One could argue that Catholicism is built on the Maimonidean concept of compromise due to human weakness. It provided and still provides a compromised kind of monotheism, which includes ideas such as the trinity and incarnation.

It was therefore not possible for the Kohein Gadol to take on the task of what would later be the pope's, since there was one thing that Judaism could never compromise on and that was unadulterated monotheism. To put it differently: Judaism could never allow a compromised monotheism, even as an intermediate stage, and even if it was due to human weakness.
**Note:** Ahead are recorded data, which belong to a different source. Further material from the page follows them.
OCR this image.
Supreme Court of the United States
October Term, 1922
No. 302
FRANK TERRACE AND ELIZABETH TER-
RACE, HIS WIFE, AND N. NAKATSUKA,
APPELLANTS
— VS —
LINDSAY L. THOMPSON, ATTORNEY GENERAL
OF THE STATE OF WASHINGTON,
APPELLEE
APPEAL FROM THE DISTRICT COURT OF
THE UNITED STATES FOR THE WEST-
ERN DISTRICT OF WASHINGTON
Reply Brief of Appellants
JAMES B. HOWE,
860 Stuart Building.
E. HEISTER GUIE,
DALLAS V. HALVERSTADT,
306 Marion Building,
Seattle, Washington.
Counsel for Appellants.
It may have permitted this (according to Maimonides) with the sacrifices, but not with something as fundamental as monotheism. So it had to leave this to the Church and the papacy, until the Church would grow out of these beliefs and practices. I would even argue that "this was from God" (Tehillim 118:23). And so it fell into the hands of the Catholic Church and the pope, with the hope that one day they would grow out of these ideas (I think there are already signs of this) and would give up on these beliefs.

Then, the papacy would return to its original task, which means returning to its full glory by way of the High Priest. In other words: The pope is a compromised and diluted Kohein Gadol; and once the Church purifies itself from its weaknesses, it will have to return this task to the real High Priest in Yerushalayim.

This is closely related to the fact that—to use an expression by Rabbi Yitz Greenberg—we may be living (since the Holocaust and the establishment of the State of Israel) in the third epoch of Jewish history, which requires a new approach to religion, Halacha, and our attitude toward gentiles. It seems that the Lubavitcher Rebbe was aware of this, at least to a certain degree. (For a comprehensive overview of Rabbi Greenberg's ideas, see A Torah Giant: The Intellectual Legacy of Rabbi Dr. Irving (Yitz) Greenberg, ed. Rabbi Dr. Shmuly Yanklowitz, Ktav-Urim Publications, Jerusalem/New York, 2018. See also LeNevuchei HaDor by Rabbi Avraham Yitzchak Kook.)

It is important to mention that whether there will indeed be a third Temple built on the Temple Mount is a matter of debate. It may be a metaphysical concept with no physical manifestation (See Rabbi Ovadia Sforno on Shemot 25:9 s.v. ve-chein ta'asu). Whether this will affect the position of the Kohein Gadol is unclear. That position may slowly transform into the role of the Mashiach. But we'll have to leave that discussion for another time.